Hi everyone,
I'm working on a project where I need to aggregate events into session-level data on an hourly basis using Dataform and BigQuery. In our case, sessions can last up to 3 hours (that's the 99.99th percentile), so it's important for us to handle sessions that span multiple hours accurately.
To manage this, I'm trying to implement custom merge logic to properly update session metrics when new events come in for existing sessions. Specifically, I want to use a custom MERGE statement instead of a simple SELECT because it allows me to define how to merge new event data with existing aggregated sessions.
However, I'm running into issues with Dataform not supporting MERGE statements directly in SQLX files. My question is:
Is it possible to use a custom MERGE statement within Dataform's SQLX files?
If yes, how can I properly implement it so that Dataform executes it correctly? If not, are there any workarounds or best practices to achieve similar functionality?
I understand that Dataform handles incremental queries and can merge data based on unique keys, but in this case, I need more control over the merge logic to ensure sessions are accurately updated with new events.
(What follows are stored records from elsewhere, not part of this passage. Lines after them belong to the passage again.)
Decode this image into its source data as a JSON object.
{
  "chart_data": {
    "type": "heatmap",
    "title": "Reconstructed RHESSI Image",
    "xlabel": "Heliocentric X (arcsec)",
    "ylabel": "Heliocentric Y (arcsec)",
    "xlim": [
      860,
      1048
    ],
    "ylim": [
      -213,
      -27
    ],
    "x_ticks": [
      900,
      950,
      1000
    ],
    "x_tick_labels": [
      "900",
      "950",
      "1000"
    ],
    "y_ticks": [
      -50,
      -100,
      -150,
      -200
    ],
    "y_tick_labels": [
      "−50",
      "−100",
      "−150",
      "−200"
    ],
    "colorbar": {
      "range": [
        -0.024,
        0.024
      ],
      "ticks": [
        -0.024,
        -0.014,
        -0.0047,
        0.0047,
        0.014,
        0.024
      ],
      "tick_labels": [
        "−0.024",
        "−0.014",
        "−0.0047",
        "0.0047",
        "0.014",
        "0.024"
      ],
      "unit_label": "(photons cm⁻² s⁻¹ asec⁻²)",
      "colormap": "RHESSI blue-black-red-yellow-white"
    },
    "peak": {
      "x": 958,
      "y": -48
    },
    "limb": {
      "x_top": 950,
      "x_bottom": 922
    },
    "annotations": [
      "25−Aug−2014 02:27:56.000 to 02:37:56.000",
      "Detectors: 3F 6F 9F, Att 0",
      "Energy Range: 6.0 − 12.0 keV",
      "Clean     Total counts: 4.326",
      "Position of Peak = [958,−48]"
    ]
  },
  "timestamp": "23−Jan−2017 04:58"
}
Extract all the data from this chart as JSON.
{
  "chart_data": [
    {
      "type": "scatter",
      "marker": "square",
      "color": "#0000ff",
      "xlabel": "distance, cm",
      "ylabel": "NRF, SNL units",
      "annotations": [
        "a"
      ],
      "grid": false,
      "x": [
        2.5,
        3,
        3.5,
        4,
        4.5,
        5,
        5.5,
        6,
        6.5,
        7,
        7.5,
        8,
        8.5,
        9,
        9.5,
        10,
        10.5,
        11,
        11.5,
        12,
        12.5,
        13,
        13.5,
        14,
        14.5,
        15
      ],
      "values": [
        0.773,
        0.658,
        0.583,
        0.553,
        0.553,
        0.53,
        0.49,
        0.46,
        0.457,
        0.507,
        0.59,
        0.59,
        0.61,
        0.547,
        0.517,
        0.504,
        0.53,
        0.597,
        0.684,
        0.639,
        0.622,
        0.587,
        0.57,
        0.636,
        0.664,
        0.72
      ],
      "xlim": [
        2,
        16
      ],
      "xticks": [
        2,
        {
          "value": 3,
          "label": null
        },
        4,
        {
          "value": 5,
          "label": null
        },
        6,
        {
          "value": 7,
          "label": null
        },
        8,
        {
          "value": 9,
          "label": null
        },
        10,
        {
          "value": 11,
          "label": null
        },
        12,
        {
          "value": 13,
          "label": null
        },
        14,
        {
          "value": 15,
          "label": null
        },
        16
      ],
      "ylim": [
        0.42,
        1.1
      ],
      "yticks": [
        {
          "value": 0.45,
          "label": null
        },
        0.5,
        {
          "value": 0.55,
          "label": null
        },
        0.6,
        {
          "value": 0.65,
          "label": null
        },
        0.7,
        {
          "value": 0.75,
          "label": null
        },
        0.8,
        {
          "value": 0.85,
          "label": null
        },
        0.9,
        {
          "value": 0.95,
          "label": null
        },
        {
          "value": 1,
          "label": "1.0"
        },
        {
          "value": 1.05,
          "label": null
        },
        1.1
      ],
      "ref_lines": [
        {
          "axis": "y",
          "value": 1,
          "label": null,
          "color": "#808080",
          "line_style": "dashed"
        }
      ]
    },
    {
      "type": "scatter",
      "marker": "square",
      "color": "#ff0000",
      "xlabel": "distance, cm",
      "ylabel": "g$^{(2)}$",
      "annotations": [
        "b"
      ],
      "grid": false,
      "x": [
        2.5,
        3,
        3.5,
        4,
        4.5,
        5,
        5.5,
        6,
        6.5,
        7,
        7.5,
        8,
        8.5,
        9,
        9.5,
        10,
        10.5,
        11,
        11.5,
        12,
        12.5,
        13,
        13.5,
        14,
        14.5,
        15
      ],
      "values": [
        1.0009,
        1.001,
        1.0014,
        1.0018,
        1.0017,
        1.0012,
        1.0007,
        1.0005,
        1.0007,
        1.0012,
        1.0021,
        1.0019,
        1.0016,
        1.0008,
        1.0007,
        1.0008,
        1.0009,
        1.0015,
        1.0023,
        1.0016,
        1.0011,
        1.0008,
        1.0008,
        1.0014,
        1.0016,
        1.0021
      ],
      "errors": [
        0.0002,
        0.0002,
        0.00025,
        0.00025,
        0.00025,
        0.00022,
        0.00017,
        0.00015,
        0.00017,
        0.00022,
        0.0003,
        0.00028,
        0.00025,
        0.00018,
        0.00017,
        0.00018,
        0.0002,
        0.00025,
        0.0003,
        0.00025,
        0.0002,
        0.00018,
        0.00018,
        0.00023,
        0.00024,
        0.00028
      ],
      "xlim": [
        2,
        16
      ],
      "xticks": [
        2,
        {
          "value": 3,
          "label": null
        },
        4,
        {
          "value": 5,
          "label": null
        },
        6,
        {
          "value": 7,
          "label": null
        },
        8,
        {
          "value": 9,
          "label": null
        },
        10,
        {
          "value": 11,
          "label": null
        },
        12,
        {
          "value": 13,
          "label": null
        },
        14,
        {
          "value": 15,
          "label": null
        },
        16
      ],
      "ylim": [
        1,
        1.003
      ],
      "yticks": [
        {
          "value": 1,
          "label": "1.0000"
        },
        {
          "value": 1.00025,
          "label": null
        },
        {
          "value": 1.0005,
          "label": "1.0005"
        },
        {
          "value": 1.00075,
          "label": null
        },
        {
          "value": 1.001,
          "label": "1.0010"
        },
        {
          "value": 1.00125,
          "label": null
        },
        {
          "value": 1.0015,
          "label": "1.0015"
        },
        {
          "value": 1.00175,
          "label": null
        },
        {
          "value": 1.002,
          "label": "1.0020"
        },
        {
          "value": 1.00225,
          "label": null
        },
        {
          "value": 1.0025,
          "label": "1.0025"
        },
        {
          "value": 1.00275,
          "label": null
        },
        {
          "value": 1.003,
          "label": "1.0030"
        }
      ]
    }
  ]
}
Any insights or suggestions would be greatly appreciated!
Thanks in advance.
Here is the simplified version of the script:
config {
type: "incremental",
bigquery: {
partitionBy: "DATE(first_ts)",
requirePartitionFilter: true,
clusterBy: ["session_id"],
},
uniqueKey: ["session_id"]
}
pre_operations {
DECLARE event_timestamp_checkpoint TIMESTAMP DEFAULT (
${when(incremental(),
`SELECT last_processed_timestamp FROM sessions_meta_table`,
`TIMESTAMP('2000-01-01 00:00:00')`
)}
);
}
MERGE INTO ${self()} AS target
USING (
SELECT
session_id,
MIN(event_timestamp) AS first_ts,
MAX(event_timestamp) AS last_ts,
COUNT(*) AS event_count
FROM events_table AS event
WHERE session_id IS NOT NULL
AND event_timestamp > event_timestamp_checkpoint
GROUP BY session_id
) AS source
ON target.session_id = source.session_id
AND DATE(target.first_ts) >= DATE_SUB(CURRENT_DATE(), INTERVAL 3 HOUR)
WHEN MATCHED THEN
UPDATE SET
first_ts = LEAST(target.first_ts, source.first_ts),
last_ts = GREATEST(target.last_ts, source.last_ts),
event_count = target.event_count + source.event_count
WHEN NOT MATCHED THEN
INSERT (
session_id, first_ts, last_ts, event_count
)
VALUES (
source.session_id, source.first_ts, source.last_ts, source.event_count
);
post_operations {
UPDATE sessions_meta_table
SET last_processed_timestamp = (SELECT MAX(last_ts) FROM ${self()});
}